Hacker News new | ask | show | jobs
by jfarmer 4915 days ago
I've worked at companies that tried to do this before. It makes no sense and shows the people running the A/B tests don't really understand the statistics behind A/B testing.

If I'm running an A/A test at 95% confidence and a sufficient number of visitors for whatever effect size I'm interested in, then 1 in 20 A/A tests will register a false positive. That's what "95% confidence" means. It does not mean there is "too much noise."

Moreover, in a proper A/B test, the A group and B group need to be independent and identically distributed. So, in an A/A/B test, if the A/A disagree it shouldn't tell you anything about B. That's what "independent" means.

If you want to be more confident you just increase your alpha. alpha=0.05 is already too high for most consumer web apps anyhow, IMO, but go wild. 99% confidence! Woo!

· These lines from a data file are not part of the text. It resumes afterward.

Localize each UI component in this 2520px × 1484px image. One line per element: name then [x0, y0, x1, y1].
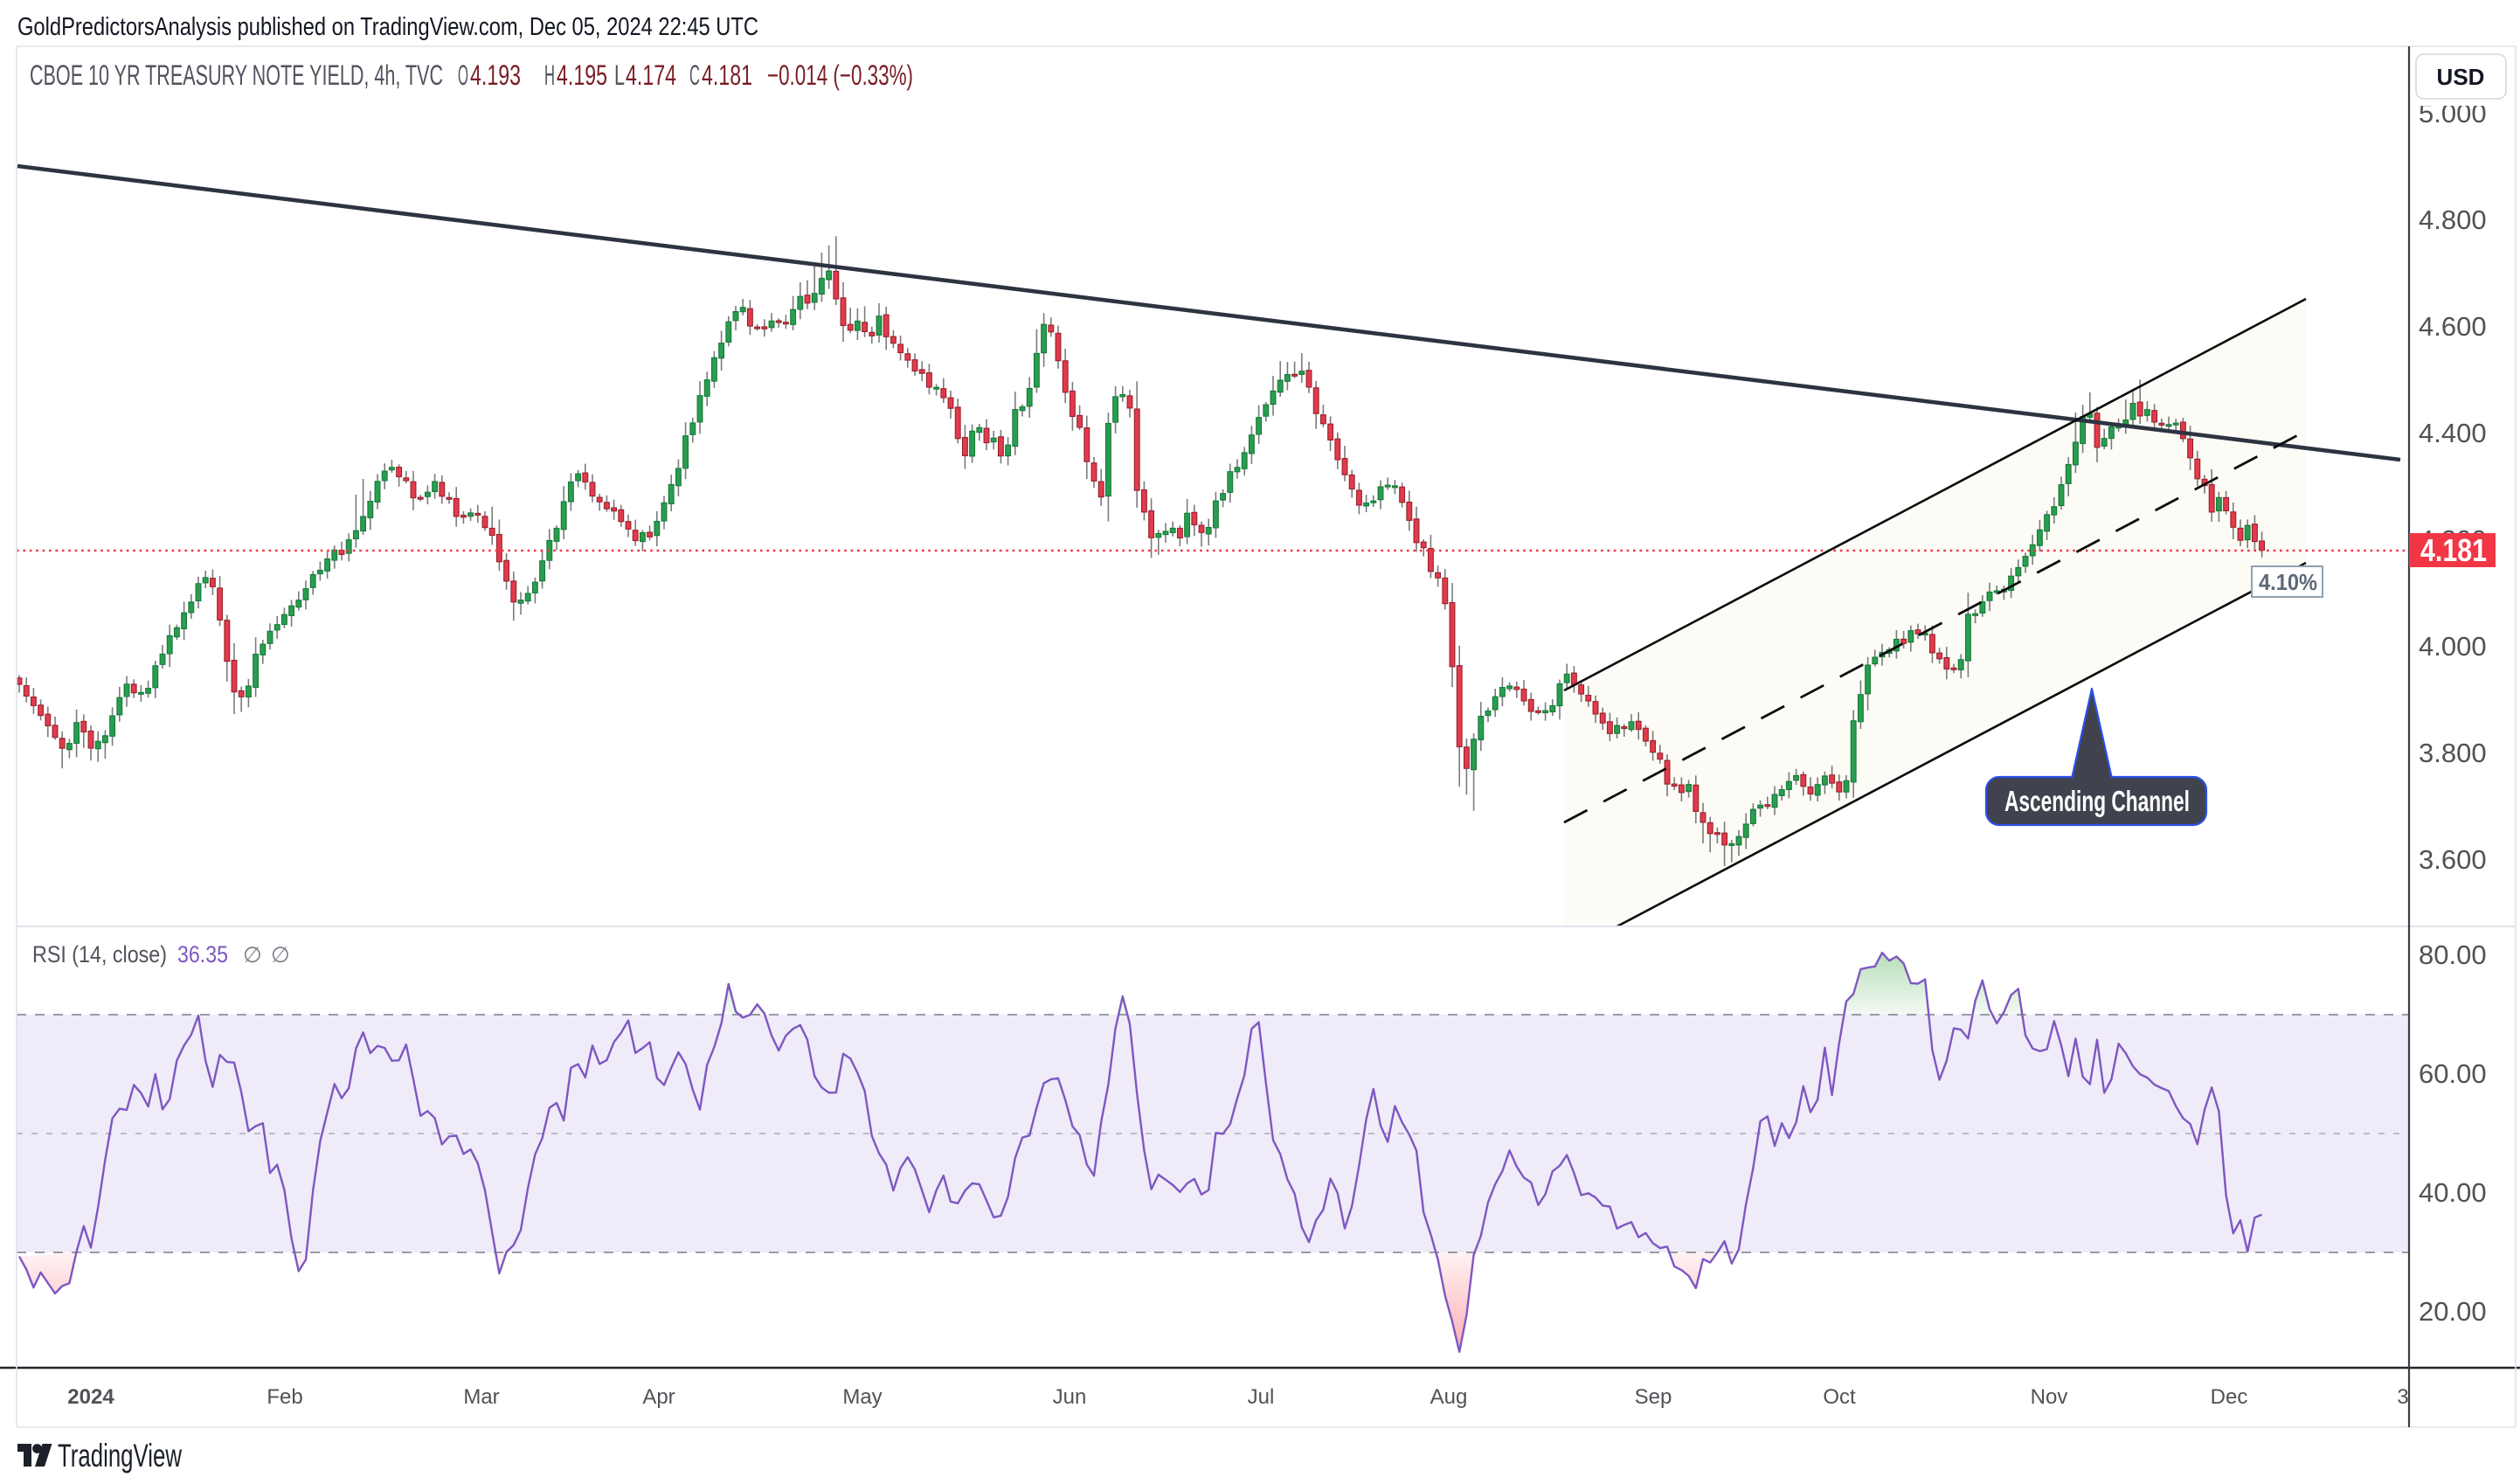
svg-text:USD: USD — [2437, 64, 2485, 90]
svg-text:4.400: 4.400 — [2419, 418, 2487, 448]
svg-text:GoldPredictorsAnalysis publish: GoldPredictorsAnalysis published on Trad… — [17, 13, 758, 41]
svg-text:40.00: 40.00 — [2419, 1177, 2487, 1208]
svg-text:TradingView: TradingView — [58, 1438, 182, 1474]
svg-text:−0.014 (−0.33%): −0.014 (−0.33%) — [767, 59, 913, 91]
svg-text:2024: 2024 — [67, 1385, 114, 1409]
svg-text:3: 3 — [2397, 1385, 2408, 1409]
svg-text:Oct: Oct — [1823, 1385, 1856, 1409]
svg-text:Apr: Apr — [642, 1385, 675, 1409]
svg-text:Dec: Dec — [2211, 1385, 2248, 1409]
svg-text:O: O — [458, 59, 468, 91]
svg-text:∅: ∅ — [243, 943, 262, 967]
svg-text:∅: ∅ — [271, 943, 290, 967]
svg-text:5.000: 5.000 — [2419, 98, 2487, 128]
svg-text:36.35: 36.35 — [177, 941, 228, 967]
svg-text:Jul: Jul — [1248, 1385, 1275, 1409]
svg-text:Nov: Nov — [2031, 1385, 2068, 1409]
svg-text:4.000: 4.000 — [2419, 631, 2487, 662]
svg-text:20.00: 20.00 — [2419, 1296, 2487, 1327]
svg-text:4.174: 4.174 — [626, 59, 676, 91]
svg-text:May: May — [842, 1385, 882, 1409]
svg-text:Jun: Jun — [1053, 1385, 1087, 1409]
svg-text:4.181: 4.181 — [2420, 532, 2487, 568]
svg-text:4.600: 4.600 — [2419, 311, 2487, 342]
svg-text:3.800: 3.800 — [2419, 738, 2487, 768]
svg-text:CBOE 10 YR TREASURY NOTE YIELD: CBOE 10 YR TREASURY NOTE YIELD, 4h, TVC — [30, 59, 443, 91]
svg-text:Aug: Aug — [1430, 1385, 1468, 1409]
svg-text:Feb: Feb — [267, 1385, 302, 1409]
svg-text:Sep: Sep — [1635, 1385, 1672, 1409]
svg-text:60.00: 60.00 — [2419, 1058, 2487, 1089]
svg-text:80.00: 80.00 — [2419, 940, 2487, 970]
svg-text:3.600: 3.600 — [2419, 844, 2487, 875]
svg-text:C: C — [689, 59, 700, 91]
svg-text:4.181: 4.181 — [702, 59, 752, 91]
svg-text:4.10%: 4.10% — [2259, 569, 2317, 595]
svg-text:Mar: Mar — [463, 1385, 499, 1409]
svg-text:4.193: 4.193 — [470, 59, 521, 91]
svg-text:4.195: 4.195 — [557, 59, 607, 91]
svg-text:RSI (14, close): RSI (14, close) — [32, 941, 167, 967]
svg-text:4.800: 4.800 — [2419, 205, 2487, 235]
svg-text:L: L — [614, 59, 625, 91]
svg-text:H: H — [544, 59, 555, 91]
svg-text:Ascending Channel: Ascending Channel — [2004, 785, 2190, 817]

As a rule you want higher confidence when the cost of a mistake is high, e.g., this medicine gives people brain tumors! Oops.

1 comments

Perhaps you could view this "A/A/B" test as a very crude form of http://en.wikipedia.org/wiki/Bootstrapping_(statistics) method? At least if you're resampling A1 and A2 from a pool A and then doing separate A1/B and A2/B tests and looking at how much the resulting statistic varies between the two runs.

Agreed this is a silly way to go about it, but there better-thought-out bootstrapped confidence tests which could be used if you don't fully trust the distributional assumptions behind (say) the t-test.

I wish! The words empirical distribution are music to my ears.

No, usually the rule people use is this: "If A1 and A2 show a statistically significant difference, then do not reject the null hypothesis regardless of A1/B or A2/B."